On capital allocation, Bakshani said about $200 million remains under Lightspeed’s board authorization to repurchase up to $400 million in shares, and said the company continues to evaluate buybacks opportunistically. She noted Lightspeed’s normal course issuer bid (NCIB) program is limited to 10% of public float over a 12-month period, that the company fully utilized its 2026 NCIB, and that it expects to renew the NCIB in May 2026 subject to board and TSX approval and market conditions.
Bakshani also highlighted the company’s merchant cash advance (MCA) business, saying there were $106 million in MCAs outstanding at the end of fiscal Q3 and that Lightspeed intends to continue growing that “high margin business.” Regarding M&A, she said Lightspeed will consider “small tuck-in acquisitions” to accelerate product development, but that large-scale acquisitions are “not a strategic priority.” Dasilva added that any tuck-in deals would be tied to the company’s two growth engines.

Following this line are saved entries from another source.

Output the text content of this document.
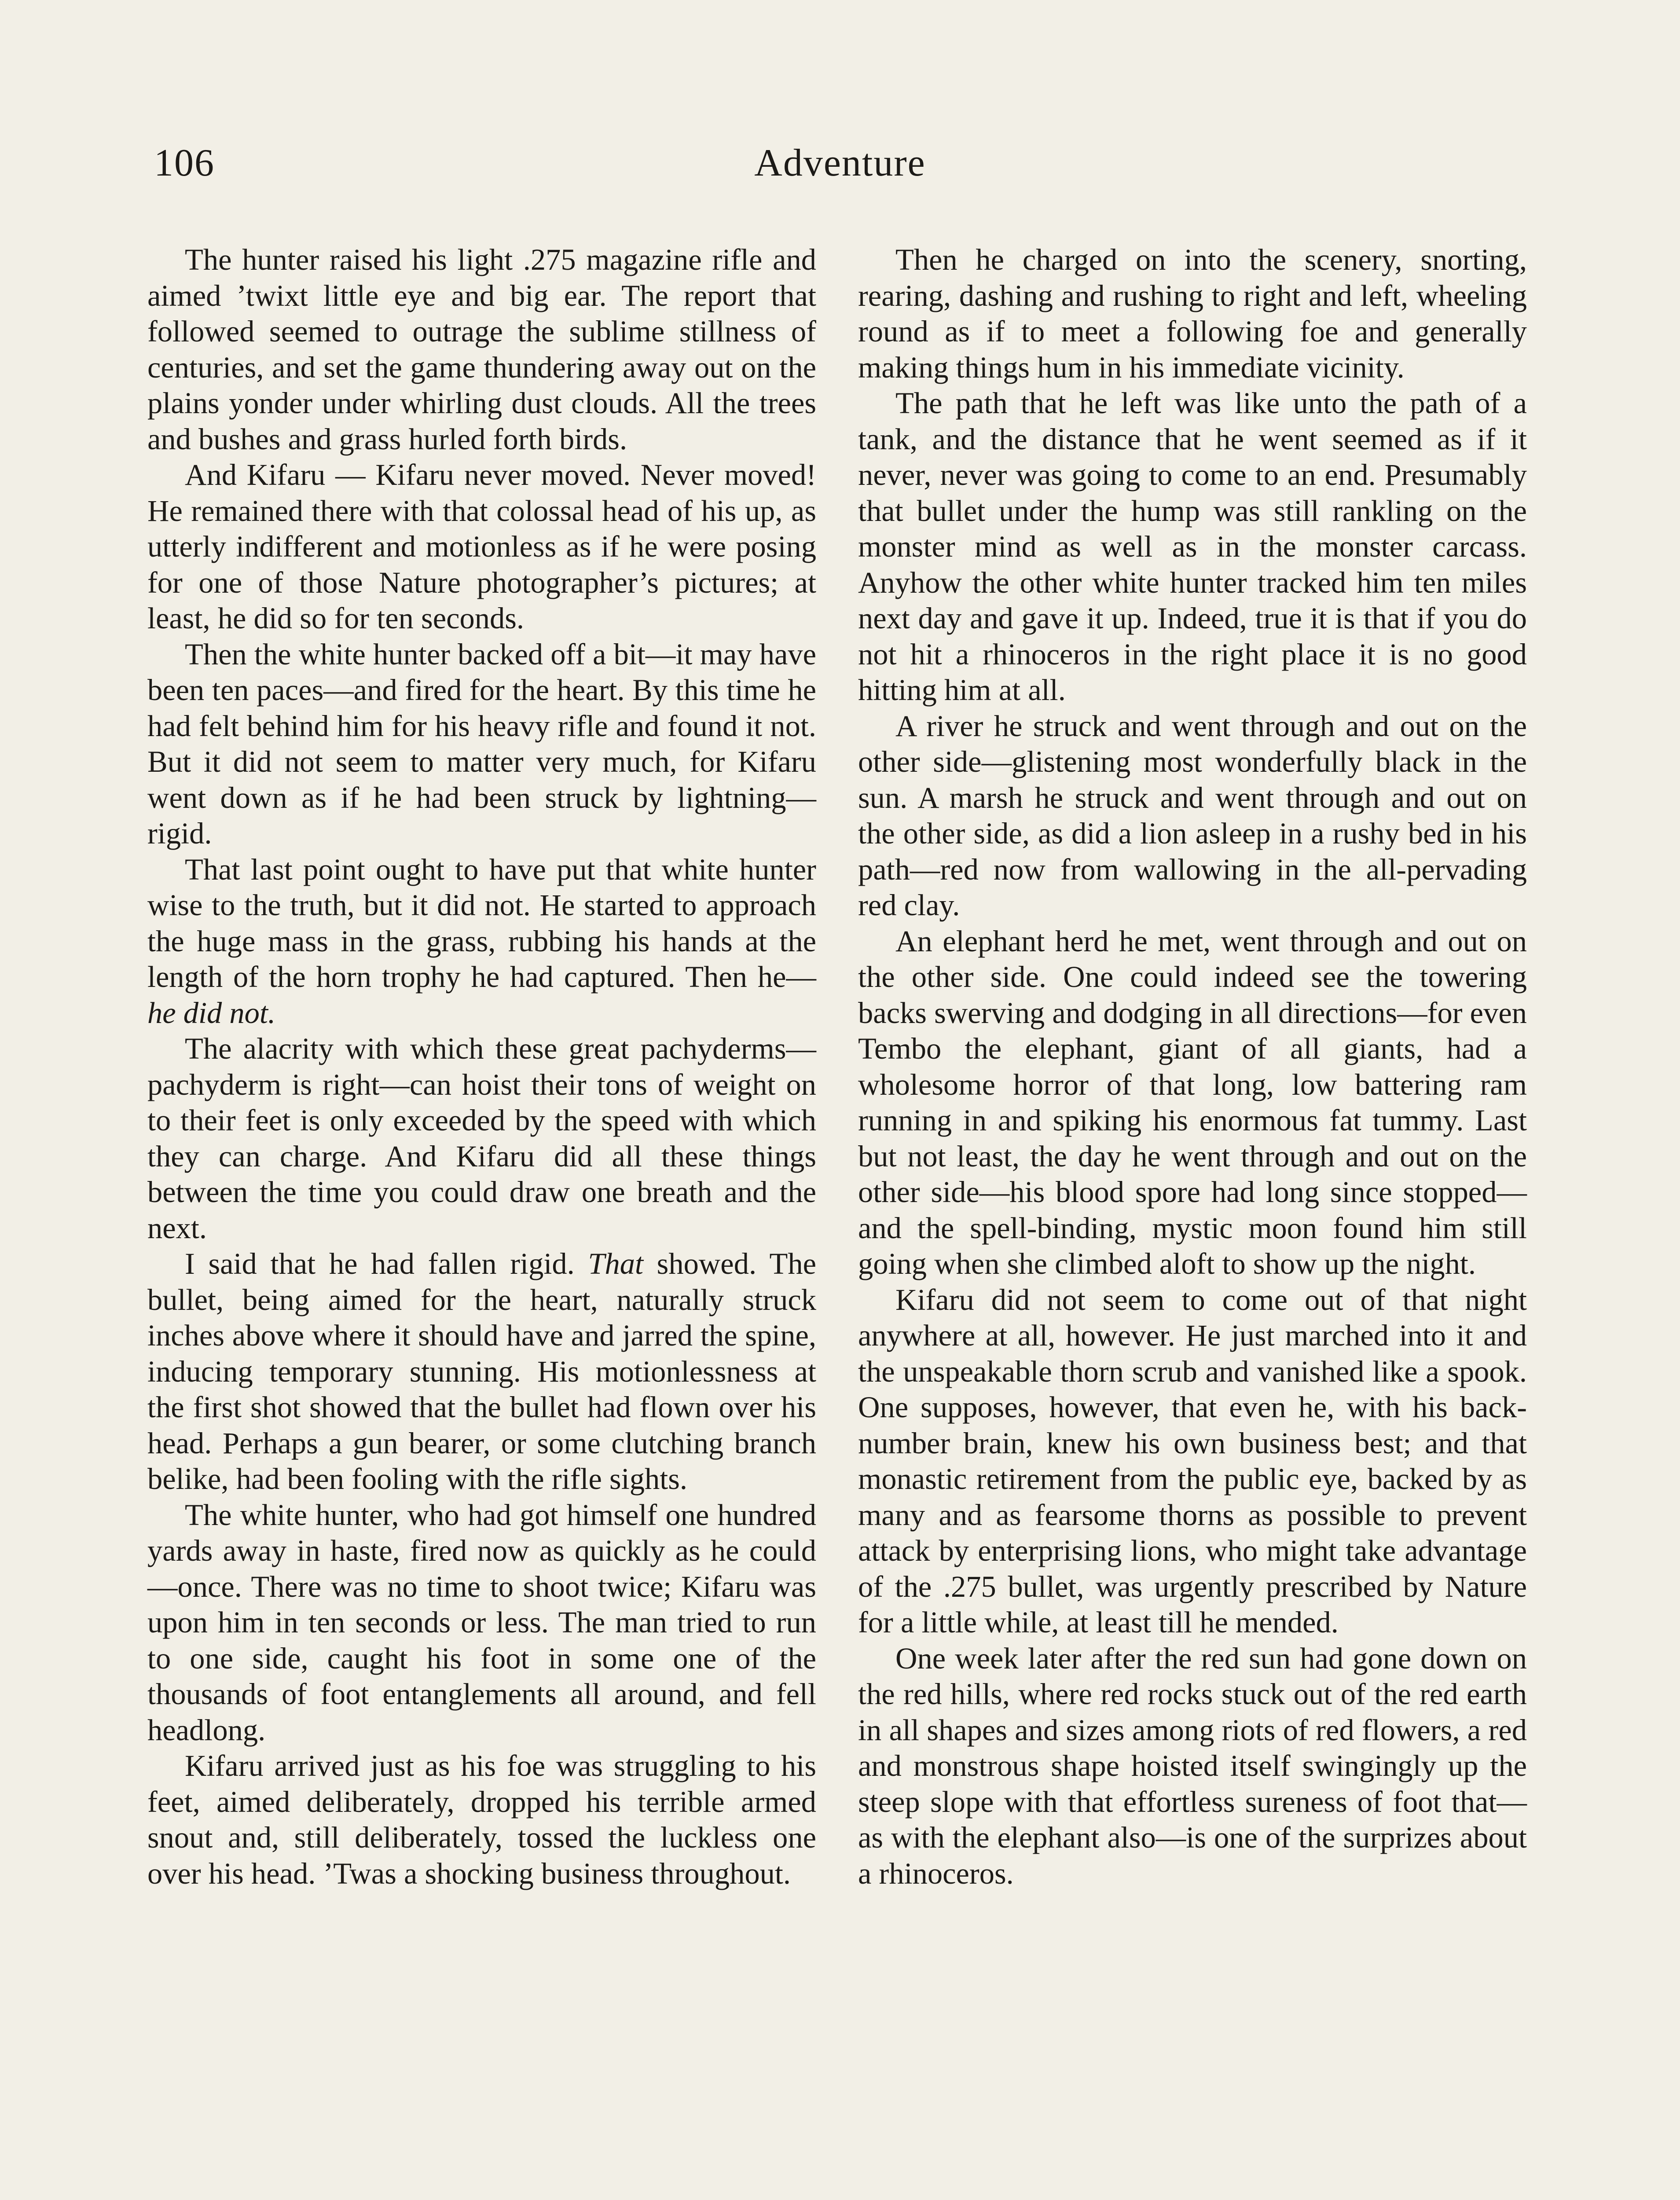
106	Adventure

The hunter raised his light .275 magazine rifle and aimed ’twixt little eye and big ear. The report that followed seemed to outrage the sublime stillness of centuries, and set the game thundering away out on the plains yonder under whirling dust clouds. All the trees and bushes and grass hurled forth birds.

And Kifaru — Kifaru never moved. Never moved! He remained there with that colossal head of his up, as utterly indifferent and motionless as if he were posing for one of those Nature photographer’s pictures; at least, he did so for ten seconds.

Then the white hunter backed off a bit—it may have been ten paces—and fired for the heart. By this time he had felt behind him for his heavy rifle and found it not. But it did not seem to matter very much, for Kifaru went down as if he had been struck by lightning—rigid.

That last point ought to have put that white hunter wise to the truth, but it did not. He started to approach the huge mass in the grass, rubbing his hands at the length of the horn trophy he had captured. Then he—he did not.

The alacrity with which these great pachyderms—pachyderm is right—can hoist their tons of weight on to their feet is only exceeded by the speed with which they can charge. And Kifaru did all these things between the time you could draw one breath and the next.

I said that he had fallen rigid. That showed. The bullet, being aimed for the heart, naturally struck inches above where it should have and jarred the spine, inducing temporary stunning. His motionlessness at the first shot showed that the bullet had flown over his head. Perhaps a gun bearer, or some clutching branch belike, had been fooling with the rifle sights.

The white hunter, who had got himself one hundred yards away in haste, fired now as quickly as he could—once. There was no time to shoot twice; Kifaru was upon him in ten seconds or less. The man tried to run to one side, caught his foot in some one of the thousands of foot entanglements all around, and fell headlong.

Kifaru arrived just as his foe was struggling to his feet, aimed deliberately, dropped his terrible armed snout and, still deliberately, tossed the luckless one over his head. ’Twas a shocking business throughout.

Then he charged on into the scenery, snorting, rearing, dashing and rushing to right and left, wheeling round as if to meet a following foe and generally making things hum in his immediate vicinity.

The path that he left was like unto the path of a tank, and the distance that he went seemed as if it never, never was going to come to an end. Presumably that bullet under the hump was still rankling on the monster mind as well as in the monster carcass. Anyhow the other white hunter tracked him ten miles next day and gave it up. Indeed, true it is that if you do not hit a rhinoceros in the right place it is no good hitting him at all.

A river he struck and went through and out on the other side—glistening most wonderfully black in the sun. A marsh he struck and went through and out on the other side, as did a lion asleep in a rushy bed in his path—red now from wallowing in the all-pervading red clay.

An elephant herd he met, went through and out on the other side. One could indeed see the towering backs swerving and dodging in all directions—for even Tembo the elephant, giant of all giants, had a wholesome horror of that long, low battering ram running in and spiking his enormous fat tummy. Last but not least, the day he went through and out on the other side—his blood spore had long since stopped—and the spell-binding, mystic moon found him still going when she climbed aloft to show up the night.

Kifaru did not seem to come out of that night anywhere at all, however. He just marched into it and the unspeakable thorn scrub and vanished like a spook. One supposes, however, that even he, with his back-number brain, knew his own business best; and that monastic retirement from the public eye, backed by as many and as fearsome thorns as possible to prevent attack by enterprising lions, who might take advantage of the .275 bullet, was urgently prescribed by Nature for a little while, at least till he mended.

One week later after the red sun had gone down on the red hills, where red rocks stuck out of the red earth in all shapes and sizes among riots of red flowers, a red and monstrous shape hoisted itself swingingly up the steep slope with that effortless sureness of foot that—as with the elephant also—is one of the surprizes about a rhinoceros.
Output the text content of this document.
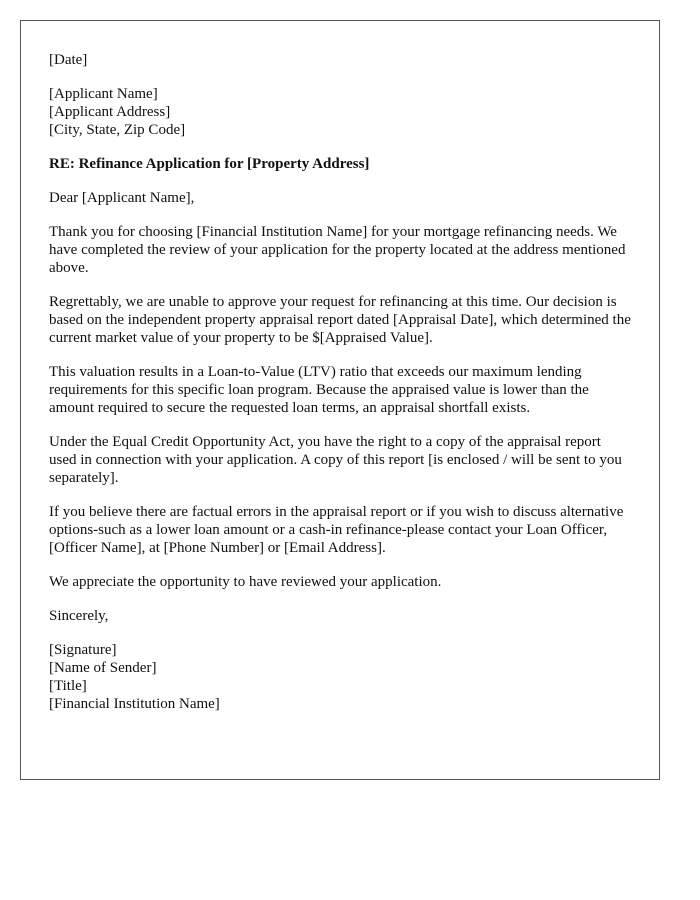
[Date]
[Applicant Name]
[Applicant Address]
[City, State, Zip Code]
RE: Refinance Application for [Property Address]

Dear [Applicant Name],

Thank you for choosing [Financial Institution Name] for your mortgage refinancing needs. We have completed the review of your application for the property located at the address mentioned above.

Regrettably, we are unable to approve your request for refinancing at this time. Our decision is based on the independent property appraisal report dated [Appraisal Date], which determined the current market value of your property to be $[Appraised Value].

This valuation results in a Loan-to-Value (LTV) ratio that exceeds our maximum lending requirements for this specific loan program. Because the appraised value is lower than the amount required to secure the requested loan terms, an appraisal shortfall exists.

Under the Equal Credit Opportunity Act, you have the right to a copy of the appraisal report used in connection with your application. A copy of this report [is enclosed / will be sent to you separately].

If you believe there are factual errors in the appraisal report or if you wish to discuss alternative options-such as a lower loan amount or a cash-in refinance-please contact your Loan Officer, [Officer Name], at [Phone Number] or [Email Address].

We appreciate the opportunity to have reviewed your application.

Sincerely,

[Signature]
[Name of Sender]
[Title]
[Financial Institution Name]
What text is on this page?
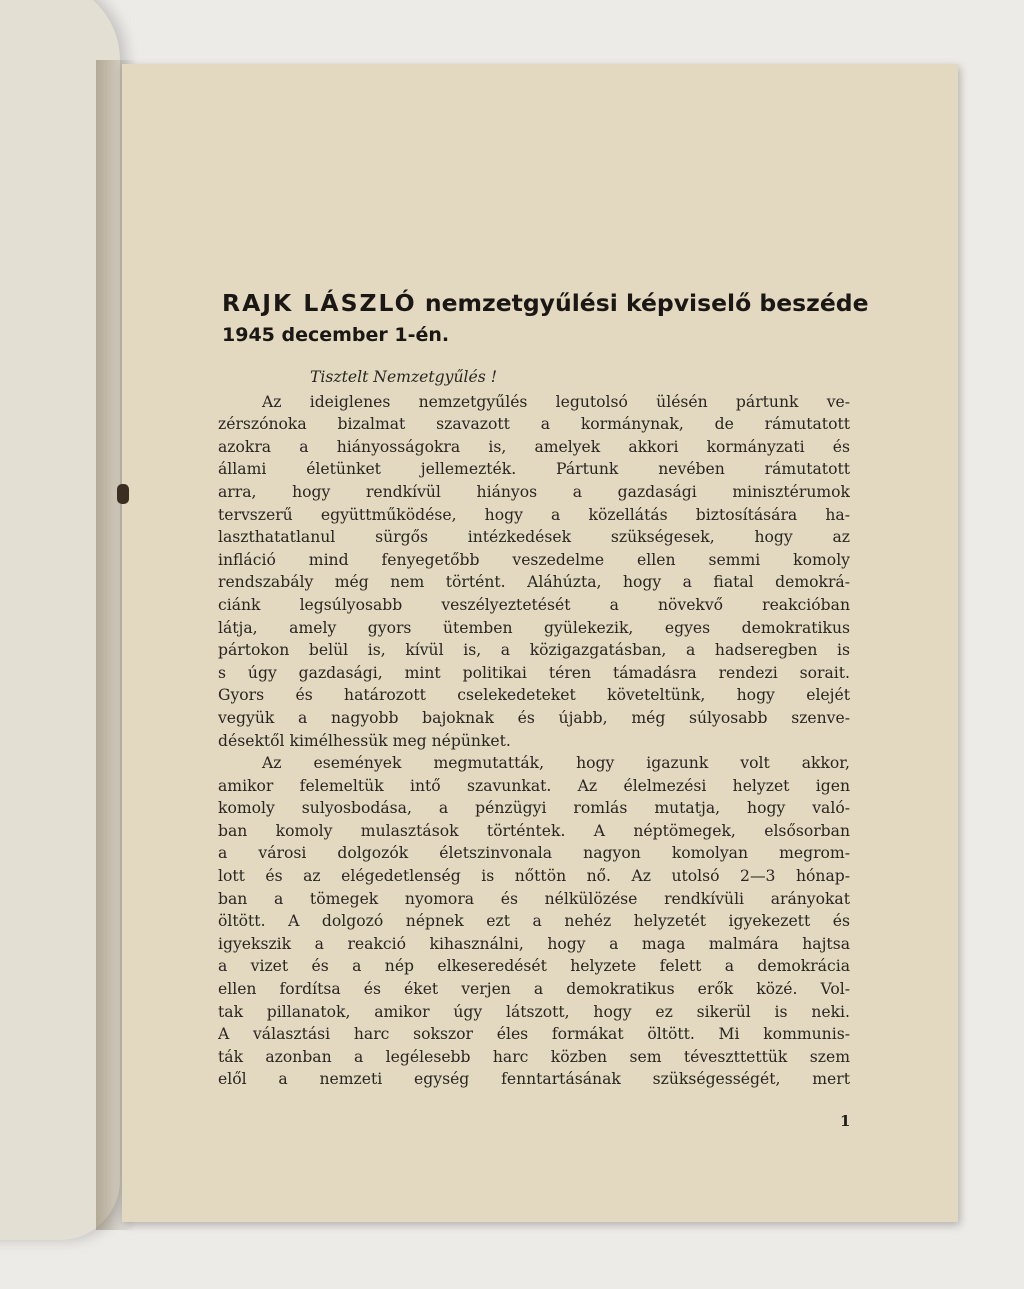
RAJK LÁSZLÓ nemzetgyűlési képviselő beszéde

1945 december 1-én.

Tisztelt Nemzetgyűlés !
Az ideiglenes nemzetgyűlés legutolsó ülésén pártunk ve-
zérszónoka bizalmat szavazott a kormánynak, de rámutatott
azokra a hiányosságokra is, amelyek akkori kormányzati és
állami életünket jellemezték. Pártunk nevében rámutatott
arra, hogy rendkívül hiányos a gazdasági minisztérumok
tervszerű együttműködése, hogy a közellátás biztosítására ha-
laszthatatlanul sürgős intézkedések szükségesek, hogy az
infláció mind fenyegetőbb veszedelme ellen semmi komoly
rendszabály még nem történt. Aláhúzta, hogy a fiatal demokrá-
ciánk legsúlyosabb veszélyeztetését a növekvő reakcióban
látja, amely gyors ütemben gyülekezik, egyes demokratikus
pártokon belül is, kívül is, a közigazgatásban, a hadseregben is
s úgy gazdasági, mint politikai téren támadásra rendezi sorait.
Gyors és határozott cselekedeteket követeltünk, hogy elejét
vegyük a nagyobb bajoknak és újabb, még súlyosabb szenve-
désektől kimélhessük meg népünket.
Az események megmutatták, hogy igazunk volt akkor,
amikor felemeltük intő szavunkat. Az élelmezési helyzet igen
komoly sulyosbodása, a pénzügyi romlás mutatja, hogy való-
ban komoly mulasztások történtek. A néptömegek, elsősorban
a városi dolgozók életszinvonala nagyon komolyan megrom-
lott és az elégedetlenség is nőttön nő. Az utolsó 2—3 hónap-
ban a tömegek nyomora és nélkülözése rendkívüli arányokat
öltött. A dolgozó népnek ezt a nehéz helyzetét igyekezett és
igyekszik a reakció kihasználni, hogy a maga malmára hajtsa
a vizet és a nép elkeseredését helyzete felett a demokrácia
ellen fordítsa és éket verjen a demokratikus erők közé. Vol-
tak pillanatok, amikor úgy látszott, hogy ez sikerül is neki.
A választási harc sokszor éles formákat öltött. Mi kommunis-
ták azonban a legélesebb harc közben sem téveszttettük szem
elől a nemzeti egység fenntartásának szükségességét, mert
1
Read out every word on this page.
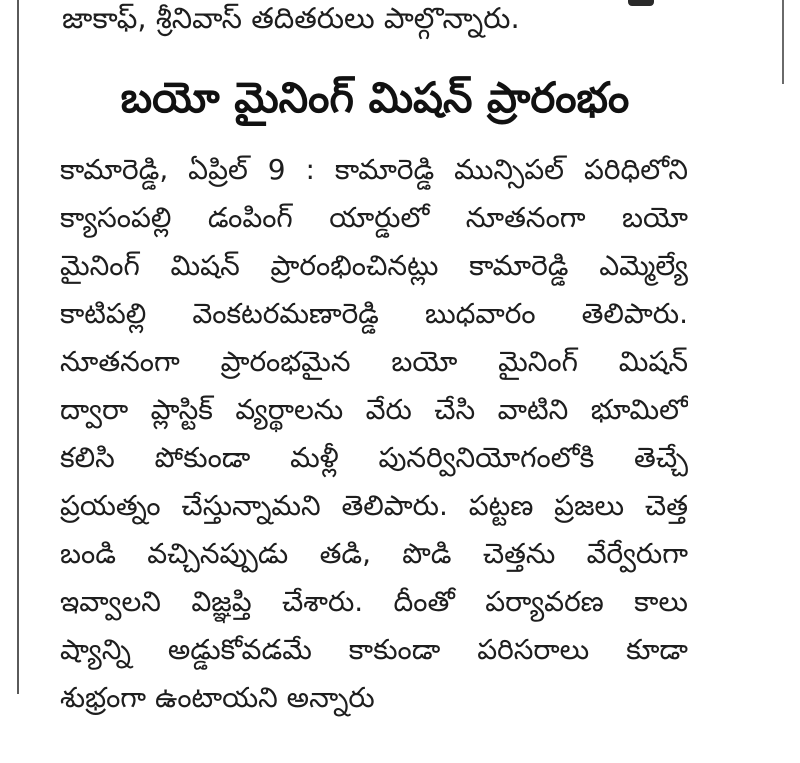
జాకాఫ్, శ్రీనివాస్ తదితరులు పాల్గొన్నారు.
బయో మైనింగ్ మిషన్ ప్రారంభం
కామారెడ్డి, ఏప్రిల్ 9 : కామారెడ్డి మున్సిపల్ పరిధిలోని
క్యాసంపల్లి డంపింగ్ యార్డులో నూతనంగా బయో
మైనింగ్ మిషన్ ప్రారంభించినట్లు కామారెడ్డి ఎమ్మెల్యే
కాటిపల్లి వెంకటరమణారెడ్డి బుధవారం తెలిపారు.
నూతనంగా ప్రారంభమైన బయో మైనింగ్ మిషన్
ద్వారా ప్లాస్టిక్ వ్యర్థాలను వేరు చేసి వాటిని భూమిలో
కలిసి పోకుండా మళ్లీ పునర్వినియోగంలోకి తెచ్చే
ప్రయత్నం చేస్తున్నామని తెలిపారు. పట్టణ ప్రజలు చెత్త
బండి వచ్చినప్పుడు తడి, పొడి చెత్తను వేర్వేరుగా
ఇవ్వాలని విజ్ఞప్తి చేశారు. దీంతో పర్యావరణ కాలు
ష్యాన్ని అడ్డుకోవడమే కాకుండా పరిసరాలు కూడా
శుభ్రంగా ఉంటాయని అన్నారు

Lightspeed said it expects fiscal Q4 and full-year fiscal 2026 revenue and gross profit to come in ahead of its previous outlook, with adjusted EBITDA in line, though Bakshani noted the company was in a quiet period and asked that questions remain focused on the transaction. The company said it plans to report fiscal Q4 and fiscal 2026 results on May 21.
About Lightspeed Commerce (NYSE:LSPD)
Lightspeed Commerce Inc is a Canadian technology company that develops cloud-based point-of-sale (POS) and e-commerce software for small and medium-sized businesses across the retail and hospitality sectors. Its integrated platform enables merchants to manage sales, inventory, customer relationships and analytics through a single interface. By combining in-store and online channels, Lightspeed helps businesses streamline operations and improve customer engagement in an increasingly omnichannel marketplace.
The company’s product suite includes POS terminals, payment processing services, inventory management tools, customer loyalty programs and data reporting dashboards.